Khadija mengumpulkan ingatan, tadi dia kehilangan kesadaran diperjalanan pulang ke kontrakannya. Tapi kini dia tengah berada di kamar rawat dengan cat putih bersih, ruang Vip karena ada TV, Ac dan tempat tidur sendiri, disana tersedia juga lemari es.

Ceklek

Pintu kamar mandi terbuka, Khadija menyipitkan mata agar bisa melihat dengan jelas sosok yang keluar dari kamar mandi itu.

“Dija udha siuman?” suara yang dikenalnya, Khadija tersenyum meski matanya masih melihat secara kabur.

“Ima, kamu yang nolongin aku, makasih ya,” Khadija mengenali suara sahabatnya Khalima. Gadis itu berjalan mendekat.
“Bukan aku yang nolongin,” ucapnya sambil duduk pada kursi disamping ranjang Khadija.

“Terus siapa?” Khadija bertanya penasaran.

“Kak Rasyid, dia tadi mau berangkat ngampus katanya, eh tau-tau panik nelepon aku suruh kesini,” ucapnya santai. Khadija hanya mengangguk-angguk.

“Kamu kurusan sekarang, kangen sama kita ya, suruh siapa ngontraknya pindah,” Khalima mencebik.

“Bukan gitu, sekarang aku banyak berolahraga, dan setiap hari berjalan ke tempat kerja,” ucap Khadija. Dia teringat sesuatu, gadis itu menanyakan ponselnya.

“Ima aku belum ngabari majikan aku kalau hari ini aku ga kerja, bisa bantu cariin ponsel aku?” tanya Khadija.

“Dimana nyarinya Ja?” Khalima bingung.

“Tadi pagi, aku simpan di kanting jaket,” ucap Khadija.

Khalima bergegas mencarikan ponsel gadis itu. Khadija segera mengetik pesan untuk Sisy, dia memberitahu kalau hari itu dia tidak masuk kerja. Beruntung majikannya itu mengerti, Khadija merasa lega.

“Assalamu’alaikum,” suara seseorang yang tiba-tiba sudah berada didepan pintu masuk dengan membawa tentengan.

“Wa’alaikumsalam,” jawab kedua gadis itu serempak.

“Kakak bolos kuliah?” Khalima tanpa basa-basi menembak kakaknya.

“Hush,” Rasyid mendelik.

“Lha terus apa namanya kalau bukan bolos?” Khalima mencebik.

“Pulang duluan,” jawab Rasyid santai sambil mengeluarkan makanan dari dalam plastiknya dan beberapa buah-buahan.

“Sama aja keles,” Khalima kembali memanyunkan bibirnya.

“Udah ah, diem, bawel,” Rasyid menjembel pipi adiknya.

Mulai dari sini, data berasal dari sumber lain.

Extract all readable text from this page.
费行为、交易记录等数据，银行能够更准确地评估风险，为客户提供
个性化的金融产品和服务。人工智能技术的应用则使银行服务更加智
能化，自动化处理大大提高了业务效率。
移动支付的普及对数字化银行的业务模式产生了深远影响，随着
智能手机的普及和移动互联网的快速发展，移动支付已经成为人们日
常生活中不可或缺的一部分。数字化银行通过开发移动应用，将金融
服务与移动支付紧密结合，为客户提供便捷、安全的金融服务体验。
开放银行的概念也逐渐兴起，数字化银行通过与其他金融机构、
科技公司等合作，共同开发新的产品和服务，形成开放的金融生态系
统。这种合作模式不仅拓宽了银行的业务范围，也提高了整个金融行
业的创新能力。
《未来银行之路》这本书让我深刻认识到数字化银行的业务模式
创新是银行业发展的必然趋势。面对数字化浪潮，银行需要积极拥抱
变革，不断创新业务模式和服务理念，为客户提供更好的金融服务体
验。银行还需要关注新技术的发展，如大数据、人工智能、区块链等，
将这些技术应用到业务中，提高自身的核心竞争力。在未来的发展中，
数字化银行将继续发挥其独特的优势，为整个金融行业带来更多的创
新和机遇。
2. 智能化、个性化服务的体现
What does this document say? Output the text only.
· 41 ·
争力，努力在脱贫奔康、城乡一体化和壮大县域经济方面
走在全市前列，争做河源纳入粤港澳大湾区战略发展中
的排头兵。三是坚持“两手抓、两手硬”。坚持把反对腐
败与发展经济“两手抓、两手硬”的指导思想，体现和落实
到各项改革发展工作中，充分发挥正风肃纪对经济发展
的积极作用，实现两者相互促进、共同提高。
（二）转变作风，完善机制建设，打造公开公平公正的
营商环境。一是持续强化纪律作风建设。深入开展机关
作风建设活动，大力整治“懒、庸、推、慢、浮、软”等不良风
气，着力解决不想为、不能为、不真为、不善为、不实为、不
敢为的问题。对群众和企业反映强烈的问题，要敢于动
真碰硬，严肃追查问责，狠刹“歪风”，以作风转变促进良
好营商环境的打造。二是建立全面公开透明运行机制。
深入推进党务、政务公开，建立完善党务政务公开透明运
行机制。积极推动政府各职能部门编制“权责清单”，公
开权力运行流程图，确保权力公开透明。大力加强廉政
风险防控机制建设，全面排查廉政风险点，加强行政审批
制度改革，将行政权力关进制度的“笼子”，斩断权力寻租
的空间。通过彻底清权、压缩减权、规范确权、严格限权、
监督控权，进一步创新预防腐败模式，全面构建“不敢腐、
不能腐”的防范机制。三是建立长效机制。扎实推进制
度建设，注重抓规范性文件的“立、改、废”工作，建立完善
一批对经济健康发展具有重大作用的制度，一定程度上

Khadija hanya menatap mereka dengan senyum tertahan. 

“Ja, ini aku beliin lagi bubur dari tukang jualan yang tadi, bubur kamu tumpah,” ucap Rasyid.

“Makasih kak,” ucap Khadija sambil memaksakan untuk tersenyum.

“Mag kronis, jaga pola makan, jangan kebanyakan begadang dan minum kopi,” ucap Rasyid sambil menyodorkan mangkuk bubur pada Khalima.

“Ih apaan sih Kakak,” Khalima berjingkat pergi. Bukannya dia ga mau disuruh menyuapi Khadija, namun dia masih berharap sahabatnya itu bisa menjadi kakak iparnya.
“Kalau nolong jangan setengah-setengah, pamali,” ucapnya sambil merampas satu buah potong pepaya dan keluar meninggalkan kedua orang itu.

“Biar saya makan sendiri Kak,” Khadija mengulurkan tangan yang masih gemetar.

“Udah diem, buka mulutnya,” ucap Rasyid menepis tangan Khadija lembut. Lelaki itu duduk pada kursi yang tadi diduduki adiknya. Khadija merasa canggung.

“Ayo buka mulutnya,” ucap Rasyid lagi, kali ini bukan meminta tetapi memberikan perintah. Akhirnya Khadija mengikuti kemauannya.

Suapan demi suapan akhirnya mengisi lambungnya yang terasa perih. Ada air mata menetes pada pipi gadis itu. Sebuah rasa haru yang tak terbendung.

“Terimakasih Kak,” hanya itu akhirnya ucapan yang keluar dari mulut mungilnya.